Premetto che mi sento umanamente e cristianamente molto coinvolto dalla malattia del Papa, come se fosse uno di famiglia ed in effetti lo è come padre/fratello nella fede e nella Chiesa. Proprio per questo sono dispiaciuto che la sua sofferenza rischi di diventare segno di contraddizione per i sofferenti. Cerco di spiegarmi con il massimo della delicatezza.
La storica sera, in cui papa Francesco, appena eletto, si presentò, con atteggiamenti e simbologie rivoluzionari, sulla balconata di S. Pietro, ero davanti al video ed ero convinto che fosse successo qualcosa di grande per la Chiesa cattolica. Quella volta lo Spirito Santo era arrivato in tempo.
Pur tra qualche inevitabile tentennamento le premesse sono state ampiamente mantenute a cominciare dallo stile personale: la rinuncia a vivere nelle sacre stanze vaticane e la scelta della sobrietà di vita a partire dall’abbigliamento per arrivare persino ai mezzi di trasporto.
Come non vedere una sorta di suo sacrosanto imbarazzo all’interno delle fastose e interminabili liturgie, la distanza tra le sue parole cariche di ansia pastorale e i riti cinematografici da lui, suo malgrado, presieduti.
Arrivo all’attualità della malattia di papa Francesco col conseguente ricovero al policlinico Gemelli. Non è la prima volta che purtroppo succede. Sarò esagerato ma vedo qualche contraddizione. Un appartamento riservato, un’equipe di medici, una esagerata attenzione mediatica, bollettini medici a ripetizione che lasciano il posto addirittura a esibizionistiche conferenze stampa di supponenti medici: un esagerato complesso di attenzioni che stride con la crisi della sanità riservata ai poveri mortali. Non ho potuto evitare di scandalizzarmi al riguardo: c’è chi è costretto a rinunciare a curarsi e chi è curato in modo sfacciatamente privilegiato.
Sono sicuro che papa Francesco sarebbe d’accordo con me. E allora perché non rimanere fedeli a quello stile sobrio che è stato il filo conduttore del pontificato di Francesco?

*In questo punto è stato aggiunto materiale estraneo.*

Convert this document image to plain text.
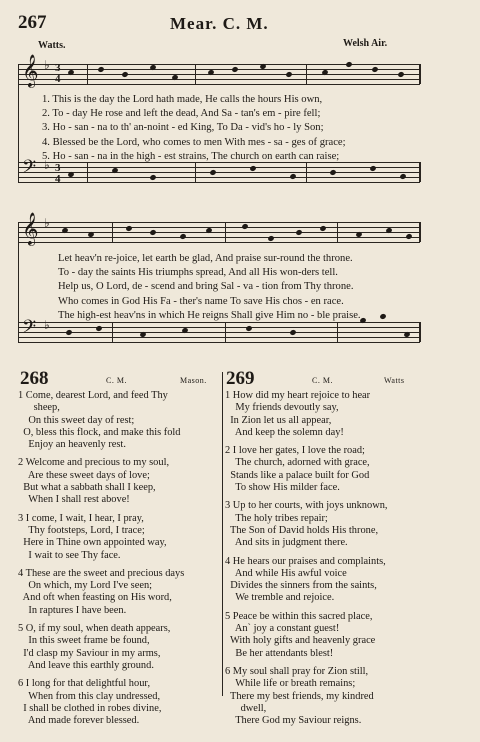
267	Mear. C. M.
Watts.	Welsh Air.
𝄞 ♭ 3
4
𝄢 ♭ 3
4
1. This is the day the Lord hath made, He calls the hours His own,
2. To - day He rose and left the dead, And Sa - tan's em - pire fell;
3. Ho - san - na to th' an-noint - ed King, To Da - vid's ho - ly Son;
4. Blessed be the Lord, who comes to men With mes - sa - ges of grace;
5. Ho - san - na in the high - est strains, The church on earth can raise;
𝄞 ♭
𝄢 ♭
Let heav'n re-joice, let earth be glad, And praise sur-round the throne.
To - day the saints His triumphs spread, And all His won-ders tell.
Help us, O Lord, de - scend and bring Sal - va - tion from Thy throne.
Who comes in God His Fa - ther's name To save His chos - en race.
The high-est heav'ns in which He reigns Shall give Him no - ble praise.
268	C. M.	Mason.
1 Come, dearest Lord, and feed Thy
sheep,
On this sweet day of rest;
O, bless this flock, and make this fold
Enjoy an heavenly rest.
2 Welcome and precious to my soul,
Are these sweet days of love;
But what a sabbath shall I keep,
When I shall rest above!
3 I come, I wait, I hear, I pray,
Thy footsteps, Lord, I trace;
Here in Thine own appointed way,
I wait to see Thy face.
4 These are the sweet and precious days
On which, my Lord I've seen;
And oft when feasting on His word,
In raptures I have been.
5 O, if my soul, when death appears,
In this sweet frame be found,
I'd clasp my Saviour in my arms,
And leave this earthly ground.
6 I long for that delightful hour,
When from this clay undressed,
I shall be clothed in robes divine,
And made forever blessed.
269	C. M.	Watts
1 How did my heart rejoice to hear
My friends devoutly say,
In Zion let us all appear,
And keep the solemn day!
2 I love her gates, I love the road;
The church, adorned with grace,
Stands like a palace built for God
To show His milder face.
3 Up to her courts, with joys unknown,
The holy tribes repair;
The Son of David holds His throne,
And sits in judgment there.
4 He hears our praises and complaints,
And while His awful voice
Divides the sinners from the saints,
We tremble and rejoice.
5 Peace be within this sacred place,
An` joy a constant guest!
With holy gifts and heavenly grace
Be her attendants blest!
6 My soul shall pray for Zion still,
While life or breath remains;
There my best friends, my kindred
dwell,
There God my Saviour reigns.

Non pretendo che il papa, come Gesù, non abbia dove posare il capo, ma auspico che abbia un trattamento come una qualsiasi persona bisognosa di cure ospedaliere.
Capisco le esigenze diplomatiche e procedurali della Chiesa-istituzione, le preoccupazioni in difesa della incolumità del papa, ma come sarebbe significativo che Francesco fosse ricoverato non dico su una barella al pronto soccorso in attesa di essere curato (come succede a troppi), ma come un qualsiasi ammalato più o meno grave, senza privilegi e senza corsie preferenziali. La semplicità nell’accompagnamento del suo precario stato di salute potrebbe giovargli anche sul piano della guarigione.
Santo Padre, perdoni la mia intransigenza, accolga tutto il bene che le voglio, le giunga la mia partecipazione alla sua sofferenza, le garantisco la mia indegna preghiera, gradisca i miei figliali auguri di pronta guarigione assieme a quelli di un ritorno alla meravigliosa sobrietà di vita. Sono sicuro che lei in cuor suo lo desidererà ardentemente alla faccia della “ragion di papa”, cercando di sentirsi vicino ai fratelli ammalati come ha sempre fatto.